10.1126/scisignal.aax7119 ◽

2020 ◽

Vol 13 (663) ◽

pp. eaax7119

Author(s):

Hyojung Kim ◽

Jisoo Park ◽

Hojin Kang ◽

Seung Pil Yun ◽

Yun-Song Lee ◽

...

Keyword(s):

Chlorogenic Acid ◽

Transcriptional Activation ◽

Dopaminergic Neurons ◽

Cultured Cells ◽

Intraperitoneal Administration ◽

Neuronal Loss ◽

Postmortem Brain ◽

Dependent Manner ◽

Gene Encoding ◽

Creb Pathway

Progressive degeneration of dopaminergic neurons characterizes Parkinson’s disease (PD). This neuronal loss occurs through diverse mechanisms, including a form of programmed cell death dependent on poly(ADP-ribose) polymerase-1 (PARP1) called parthanatos. Deficient activity of the kinase Akt1 and aggregation of the protein α-synuclein are also implicated in disease pathogenesis. Here, we found that Akt1 suppressed parthanatos in dopaminergic neurons through a transcriptional mechanism.
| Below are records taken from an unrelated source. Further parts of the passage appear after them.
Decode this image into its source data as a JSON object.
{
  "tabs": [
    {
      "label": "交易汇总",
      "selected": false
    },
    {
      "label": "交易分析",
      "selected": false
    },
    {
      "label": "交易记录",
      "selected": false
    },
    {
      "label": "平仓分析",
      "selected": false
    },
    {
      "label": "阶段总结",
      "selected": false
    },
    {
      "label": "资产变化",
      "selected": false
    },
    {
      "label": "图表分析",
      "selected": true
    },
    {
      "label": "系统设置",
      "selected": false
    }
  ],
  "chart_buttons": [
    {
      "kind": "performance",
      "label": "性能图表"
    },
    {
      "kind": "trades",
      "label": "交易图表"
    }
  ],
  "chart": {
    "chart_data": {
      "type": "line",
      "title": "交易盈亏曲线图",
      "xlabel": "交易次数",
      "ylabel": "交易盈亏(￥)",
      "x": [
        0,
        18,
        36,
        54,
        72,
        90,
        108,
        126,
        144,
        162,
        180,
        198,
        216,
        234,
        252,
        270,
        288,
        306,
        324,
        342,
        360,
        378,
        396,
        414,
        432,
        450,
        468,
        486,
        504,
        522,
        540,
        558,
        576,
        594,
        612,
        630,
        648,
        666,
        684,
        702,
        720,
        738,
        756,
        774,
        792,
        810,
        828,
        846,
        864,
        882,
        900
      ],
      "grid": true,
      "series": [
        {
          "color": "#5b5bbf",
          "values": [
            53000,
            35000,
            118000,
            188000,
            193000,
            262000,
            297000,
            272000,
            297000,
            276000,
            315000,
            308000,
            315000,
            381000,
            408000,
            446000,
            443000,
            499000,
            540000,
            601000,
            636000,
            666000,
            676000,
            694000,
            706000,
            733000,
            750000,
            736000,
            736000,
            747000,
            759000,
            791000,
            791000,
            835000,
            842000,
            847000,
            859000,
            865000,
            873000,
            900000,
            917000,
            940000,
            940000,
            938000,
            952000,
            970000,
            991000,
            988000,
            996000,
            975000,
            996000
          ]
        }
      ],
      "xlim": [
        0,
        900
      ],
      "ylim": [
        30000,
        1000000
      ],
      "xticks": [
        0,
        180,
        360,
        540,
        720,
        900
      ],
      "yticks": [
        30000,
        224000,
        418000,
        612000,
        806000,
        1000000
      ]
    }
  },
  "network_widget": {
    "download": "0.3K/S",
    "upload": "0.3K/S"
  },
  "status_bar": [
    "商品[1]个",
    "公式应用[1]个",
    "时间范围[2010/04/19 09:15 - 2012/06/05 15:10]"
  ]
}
Overexpressing constitutively active Akt1 in SH-SY5Y cells or culturing cells with chlorogenic acid (a polyphenol found in coffee that activates Akt1) stimulated the CREB-dependent transcriptional activation of the gene encoding the E3 ubiquitin ligase RNF146. RNF146 inhibited PARP1 not through its E3 ligase function but rather by binding to and sequestering PAR, which enhanced the survival of cultured cells exposed to the dopaminergic neuronal toxin 6-OHDA or α-synuclein aggregation. In mice, intraperitoneal administration of chlorogenic acid activated the Akt1-CREB-RNF146 pathway in the brain and provided neuroprotection against both 6-OHDA and combinatorial α-synucleinopathy in an RNF146-dependent manner. Furthermore, dysregulation of the Akt1-CREB pathway was observed in postmortem brain samples from patients with PD. The findings suggest that therapeutic restoration of RNF146 expression, such as by activating the Akt1-CREB pathway, might halt neurodegeneration in PD.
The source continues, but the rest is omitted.